Surgeons should aim to remove at least a 1-mm width rim (margin) of healthy tissue around a breast tumor to reduce the risk of cancer returning and improve breast cancer survival worldwide, suggests the largest analysis of the evidence to date published by The BMJ today.
The findings indicate that inadequate margin widths may result in higher risks of distant recurrence (cancer returning in a different part of the body) and breast cancer mortality, as well as increased local recurrence (cancer returning at the same site).
The researchers say current international guidelines need revision to account for these new findings.
After surgery, a pathologist measures the shortest distance between the tumor and specimen edge to establish the width of the margin. The specimen is usually “inked” on the edges with a special pen, so the pathologist can clearly see the end of the tumor in relation to healthy tissue.
Cancer guidelines suggest that avoiding a tumor that touches the margin of healthy tissue after breast cancer surgery reduces local recurrence, but no data exist for distant recurrence.
To address this knowledge gap, an international team of researchers searched for published studies reporting on patients undergoing breast conserving surgery for early-stage invasive breast cancer who were monitored for a minimum of five years.
A total of 68 observational studies published between 1980 and 2021 involving 112,140 patients with breast cancer (average age 56 years) were included in the analysis. The studies were designed differently, and were of varying quality, but the researchers were able to allow for that in their analysis.
Tumor specimens were categorized as tumor “on ink” at the margin (involved), close margins (tumor less than 2 mm from the margin, but not at the margin), and negative margins (tumor 2 mm or more from the margin).
Across all studies, 9.4% of patients had involved (tumor on ink) margins and 17.8% had tumor on ink or a close margin. The rate of distant recurrence was 25.4% in patients with tumor on ink margins, 8.4% in patients with tumor on ink or close, and 7.4% in patients with negative margins.
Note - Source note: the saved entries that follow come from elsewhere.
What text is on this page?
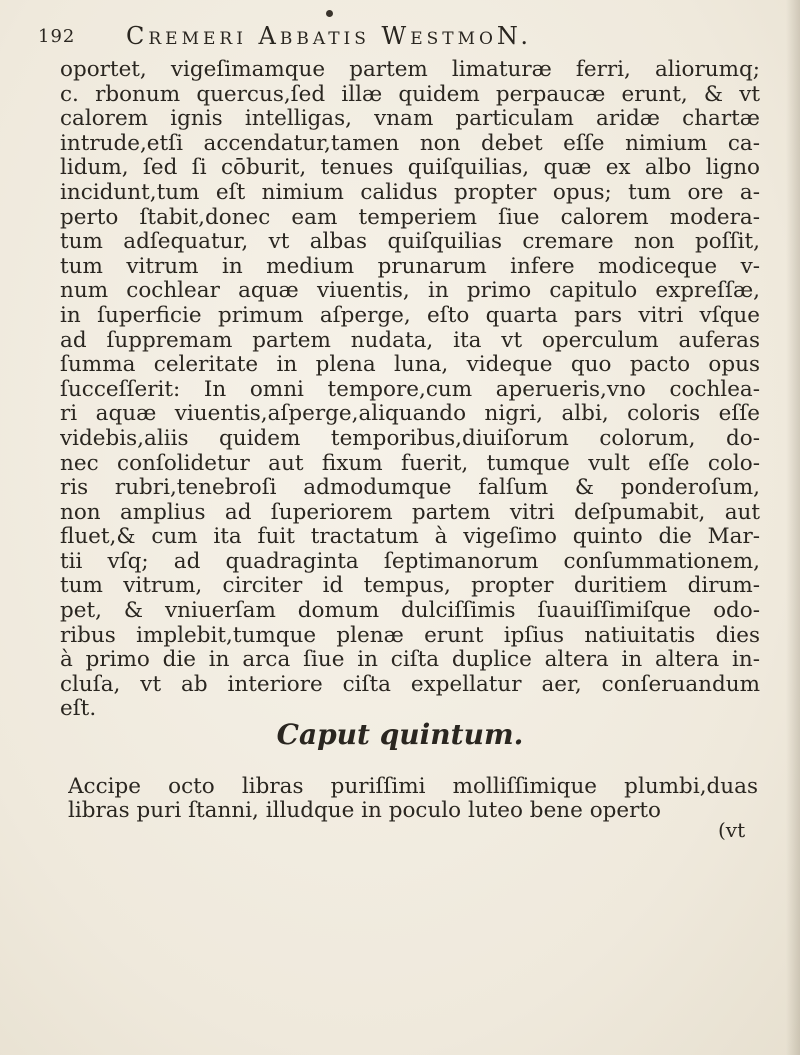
192 Cremeri Abbatis WestmoN.
oportet, vigeſimamque partem limaturæ ferri, aliorumq;
c. rbonum quercus,ſed illæ quidem perpaucæ erunt, & vt
calorem ignis intelligas, vnam particulam aridæ chartæ
intrude,etſi accendatur,tamen non debet eſſe nimium ca-
lidum, ſed ſi cōburit, tenues quiſquilias, quæ ex albo ligno
incidunt,tum eſt nimium calidus propter opus; tum ore a-
perto ſtabit,donec eam temperiem ſiue calorem modera-
tum adſequatur, vt albas quiſquilias cremare non poſſit,
tum vitrum in medium prunarum infere modiceque v-
num cochlear aquæ viuentis, in primo capitulo expreſſæ,
in ſuperficie primum aſperge, eſto quarta pars vitri vſque
ad ſuppremam partem nudata, ita vt operculum auferas
ſumma celeritate in plena luna, videque quo pacto opus
ſucceſſerit: In omni tempore,cum aperueris,vno cochlea-
ri aquæ viuentis,aſperge,aliquando nigri, albi, coloris eſſe
videbis,aliis quidem temporibus,diuiſorum colorum, do-
nec conſolidetur aut fixum fuerit, tumque vult eſſe colo-
ris rubri,tenebroſi admodumque falſum & ponderoſum,
non amplius ad ſuperiorem partem vitri deſpumabit, aut
fluet,& cum ita fuit tractatum à vigeſimo quinto die Mar-
tii vſq; ad quadraginta ſeptimanorum conſummationem,
tum vitrum, circiter id tempus, propter duritiem dirum-
pet, & vniuerſam domum dulciſſimis ſuauiſſimiſque odo-
ribus implebit,tumque plenæ erunt ipſius natiuitatis dies
à primo die in arca ſiue in ciſta duplice altera in altera in-
cluſa, vt ab interiore ciſta expellatur aer, conſeruandum
eſt.
Caput quintum.
Accipe octo libras puriſſimi molliſſimique plumbi,duas
libras puri ſtanni, illudque in poculo luteo bene operto
(vt
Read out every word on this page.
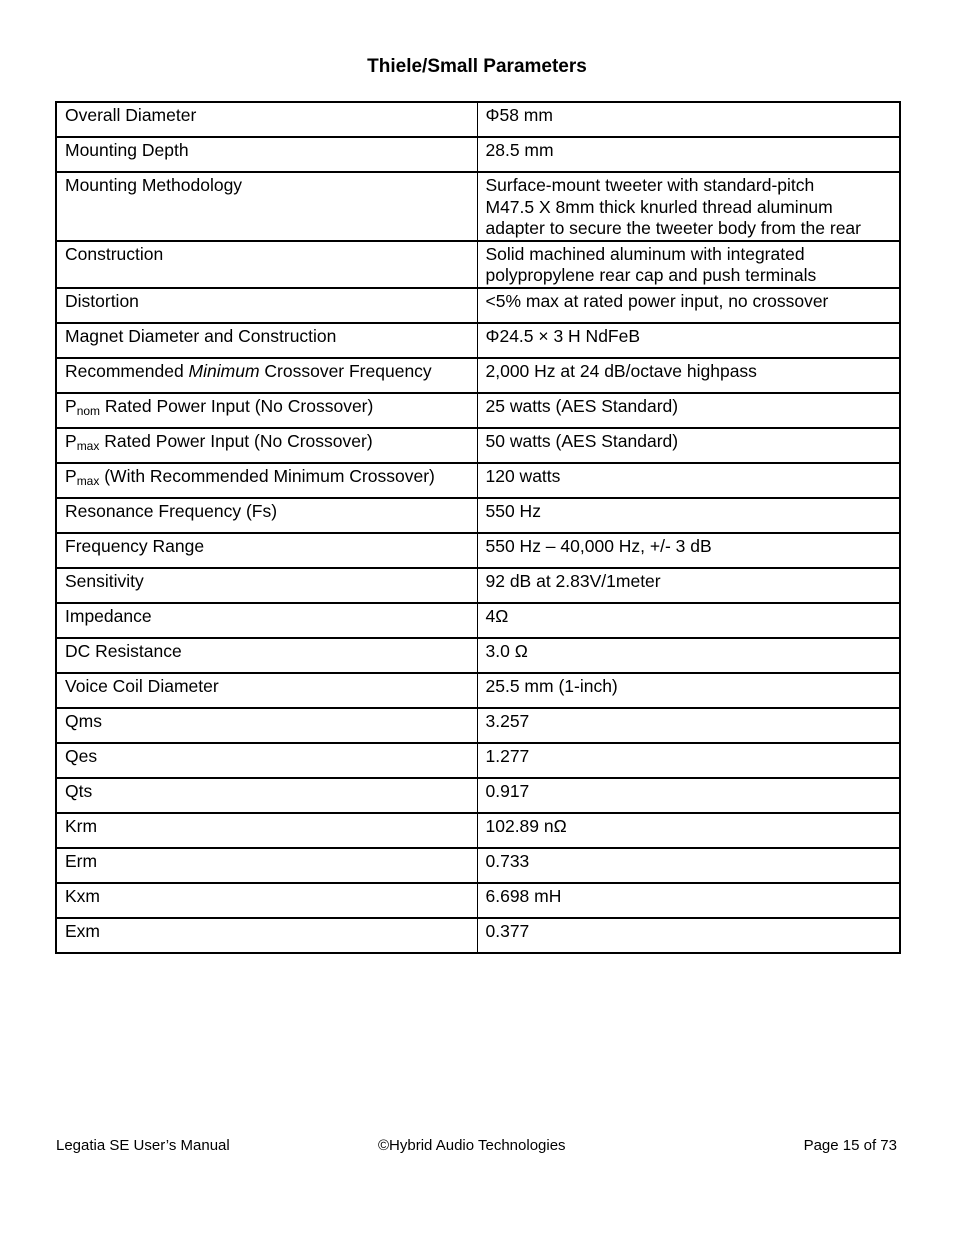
Thiele/Small Parameters
Overall Diameter	Φ58 mm
Mounting Depth	28.5 mm
Mounting Methodology	Surface-mount tweeter with standard-pitch
M47.5 X 8mm thick knurled thread aluminum
adapter to secure the tweeter body from the rear

Construction	Solid machined aluminum with integrated
polypropylene rear cap and push terminals

Distortion	<5% max at rated power input, no crossover
Magnet Diameter and Construction	Φ24.5 × 3 H NdFeB
Recommended Minimum Crossover Frequency	2,000 Hz at 24 dB/octave highpass
$P_{nom}$ Rated Power Input (No Crossover)	25 watts (AES Standard)
$P_{max}$ Rated Power Input (No Crossover)	50 watts (AES Standard)
$P_{max}$ (With Recommended Minimum Crossover)	120 watts
Resonance Frequency (Fs)	550 Hz
Frequency Range	550 Hz – 40,000 Hz, +/- 3 dB
Sensitivity	92 dB at 2.83V/1meter
Impedance	4Ω
DC Resistance	3.0 Ω
Voice Coil Diameter	25.5 mm (1-inch)
Qms	3.257
Qes	1.277
Qts	0.917
Krm	102.89 nΩ
Erm	0.733
Kxm	6.698 mH
Exm	0.377
Legatia SE User’s Manual	©Hybrid Audio Technologies	Page 15 of 73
Compared with negative margins, tumor on ink margins were associated with around a two-fold increased risk of distant recurrence and local recurrence.
Close margins were associated with a 38% increased risk of distant recurrence and a two-fold increased risk of local recurrence compared with negative margins, after adjusting for chemotherapy and radiotherapy treatment after surgery.
In five studies published since 2010, tumor on ink margins were associated with a 2.4-fold increased distant recurrence as were tumor on ink and close margins (1.4-fold increased risk) compared with negative margins.
Two studies reported on overall survival, comparing patients with tumor on ink versus not on ink margins. Tumors on ink margins were associated with a 61% increased rate of mortality, while positive or close margins versus wider (negative) margins were associated with 32% increased rates of mortality.
The researchers acknowledge that most of these data are from observational studies with low to moderate quality evidence, so a causal association between margin proximity and distant recurrence cannot be proven.
Nevertheless, they say this study collates data from about four times the number of patients included in a similar 2014 analysis, and is also the first to consider the association between distant recurrence and overall survival with margins.
As such, they say, “A margin of no tumor on ink is inadequate and we recommend a minimum tumor free distance of 1 mm from the margin for either invasive disease or ductal carcinoma in situ to ensure optimum oncological outcomes.”
Recognizing that wider margins require further surgery, they suggest that decisions about re-excision “should be the product of an informed discussion between clinicians and patients with full disclosure of the risks of increased distant recurrence associated with close margins.”